The Offer referred to in this communication is launched through the publication of the relevant Offer Document approved by CONSOB. The Offer Document contains the full description of the terms and conditions of the said Offer, including the manner in which it can be accepted.

The publication or dissemination of this communication in countries other than Italy may be subject to restrictions under the applicable law and, therefore, any person subject to the laws of any country other than Italy is required to independently acquire information about any restrictions under applicable laws and regulations and ensure that he, she or it complies with them. Any failure to comply with such restrictions may constitute a violation of the relevant country's applicable law. To the maximum extent permitted under the applicable law, the persons involved in the Offer shall be deemed to be exempted from any liability or adverse effect that may arise from the breach of such restrictions by the relevant persons.
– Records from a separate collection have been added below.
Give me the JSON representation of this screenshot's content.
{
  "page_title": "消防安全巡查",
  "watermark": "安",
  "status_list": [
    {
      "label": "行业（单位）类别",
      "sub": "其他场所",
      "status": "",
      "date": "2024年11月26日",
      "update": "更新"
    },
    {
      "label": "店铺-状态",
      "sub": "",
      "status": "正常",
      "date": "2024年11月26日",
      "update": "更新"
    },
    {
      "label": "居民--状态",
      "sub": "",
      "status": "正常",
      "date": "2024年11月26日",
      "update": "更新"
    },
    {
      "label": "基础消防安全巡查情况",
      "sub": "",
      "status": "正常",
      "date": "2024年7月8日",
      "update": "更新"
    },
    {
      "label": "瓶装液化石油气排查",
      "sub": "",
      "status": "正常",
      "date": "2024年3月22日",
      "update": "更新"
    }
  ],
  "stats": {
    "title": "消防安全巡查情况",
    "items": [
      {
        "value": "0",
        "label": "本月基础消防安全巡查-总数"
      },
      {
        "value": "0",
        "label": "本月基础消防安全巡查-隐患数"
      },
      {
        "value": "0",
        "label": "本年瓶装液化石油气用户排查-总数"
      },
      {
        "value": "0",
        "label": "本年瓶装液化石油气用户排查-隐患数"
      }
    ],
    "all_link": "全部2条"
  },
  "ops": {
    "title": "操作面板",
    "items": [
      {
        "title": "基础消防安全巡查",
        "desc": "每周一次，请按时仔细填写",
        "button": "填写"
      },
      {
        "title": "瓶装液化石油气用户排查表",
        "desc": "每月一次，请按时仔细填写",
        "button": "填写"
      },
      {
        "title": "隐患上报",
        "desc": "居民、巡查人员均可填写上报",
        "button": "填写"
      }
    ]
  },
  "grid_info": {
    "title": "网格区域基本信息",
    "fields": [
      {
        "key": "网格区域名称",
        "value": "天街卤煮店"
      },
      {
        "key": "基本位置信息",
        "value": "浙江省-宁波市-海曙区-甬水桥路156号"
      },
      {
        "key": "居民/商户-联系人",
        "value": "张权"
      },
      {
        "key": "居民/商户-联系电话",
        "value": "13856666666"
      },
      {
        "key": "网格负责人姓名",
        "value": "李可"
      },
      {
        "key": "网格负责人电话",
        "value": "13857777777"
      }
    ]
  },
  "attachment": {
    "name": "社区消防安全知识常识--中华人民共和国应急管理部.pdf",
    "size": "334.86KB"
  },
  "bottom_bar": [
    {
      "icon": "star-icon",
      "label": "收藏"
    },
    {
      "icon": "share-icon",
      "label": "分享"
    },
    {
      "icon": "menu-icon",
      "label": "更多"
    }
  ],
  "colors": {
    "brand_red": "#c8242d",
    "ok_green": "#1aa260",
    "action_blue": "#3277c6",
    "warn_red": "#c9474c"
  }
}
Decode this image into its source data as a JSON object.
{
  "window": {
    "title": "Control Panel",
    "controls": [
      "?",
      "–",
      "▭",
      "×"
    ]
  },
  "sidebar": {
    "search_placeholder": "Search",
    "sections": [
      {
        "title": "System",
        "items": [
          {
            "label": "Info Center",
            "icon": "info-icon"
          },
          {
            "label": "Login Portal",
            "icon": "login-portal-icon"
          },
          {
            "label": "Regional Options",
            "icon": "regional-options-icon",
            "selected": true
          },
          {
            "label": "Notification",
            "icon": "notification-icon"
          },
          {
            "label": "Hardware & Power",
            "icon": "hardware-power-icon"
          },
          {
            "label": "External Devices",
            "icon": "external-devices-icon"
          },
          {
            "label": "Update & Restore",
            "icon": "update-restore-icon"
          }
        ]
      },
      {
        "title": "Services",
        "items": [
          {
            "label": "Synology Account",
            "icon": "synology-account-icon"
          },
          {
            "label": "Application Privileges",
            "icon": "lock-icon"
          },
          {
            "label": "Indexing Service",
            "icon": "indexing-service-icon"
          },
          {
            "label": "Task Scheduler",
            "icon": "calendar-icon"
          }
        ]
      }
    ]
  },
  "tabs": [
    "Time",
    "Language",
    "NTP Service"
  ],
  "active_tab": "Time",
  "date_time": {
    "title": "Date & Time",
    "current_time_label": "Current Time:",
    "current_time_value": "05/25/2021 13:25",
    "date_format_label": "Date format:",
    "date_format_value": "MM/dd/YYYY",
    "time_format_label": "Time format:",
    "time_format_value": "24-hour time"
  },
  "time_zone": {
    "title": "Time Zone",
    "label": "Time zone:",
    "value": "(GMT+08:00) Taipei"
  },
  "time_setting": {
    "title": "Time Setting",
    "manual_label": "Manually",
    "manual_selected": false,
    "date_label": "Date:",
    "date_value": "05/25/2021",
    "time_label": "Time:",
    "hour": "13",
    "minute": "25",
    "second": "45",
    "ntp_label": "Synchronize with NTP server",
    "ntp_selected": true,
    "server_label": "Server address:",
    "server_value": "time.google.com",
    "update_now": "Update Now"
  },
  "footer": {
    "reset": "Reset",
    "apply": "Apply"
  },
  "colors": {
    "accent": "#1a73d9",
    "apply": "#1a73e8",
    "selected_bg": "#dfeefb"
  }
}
This communication has been prepared in accordance with Italian law and the information disclosed herein may be different from that which would have been disclosed if the notice had been prepared under the law of countries other than Italy.

No copy of this communication or of any other documents relating to the Offer shall be, nor may be, sent by post or otherwise forwarded or distributed in any or from any country in which the provisions of local laws and regulations may give rise to civil, criminal or regulatory risks to the extent that information concerning the Offer is transmitted or made available to shareholders of Atlantia in such country or other countries where such conduct would constitute a violation of the laws of such country and any person receiving such documents (including as custodian, fiduciary or trustee) is required not to post or otherwise transmit or distribute them to or from any such country, and any adherence to the Offer resulting from solicitation activities carried out in violation of the above limitations will not be accepted.

The Offer described herein is subject to the laws of Italy. The Offer and any related offer documents (including this document) are subject to disclosure and takeover laws and regulations in Italy that may be different from the United States. To the extent applicable, the Offer is made in compliance with the U.S. tender offer rules, including Regulation 14E under the U.S. Securities Exchange Act of 1934, as amended (the "Exchange Act"), and the "Tier II" exemption in respect of securities of foreign private issuers provided by Rule 14d-1(d) under the Exchange Act. It may be difficult for U.S. holders of Atlantia shares to enforce their rights and any claim arising out of the U.S. federal securities laws, since the Offeror is located in a country other than the U.S. and some or all of the officers and directors may be residents of a country other than the United States. Neither the Securities Exchange Commission nor any securities commission in any state of the United States has (i) approved or disapproved the Offer; (ii) passed upon the merits of fairness of the Offer; or (iii) passed upon the adequacy or accuracy of the disclosure in the Offer Document. Any representation to the contrary is a criminal offense in the United States.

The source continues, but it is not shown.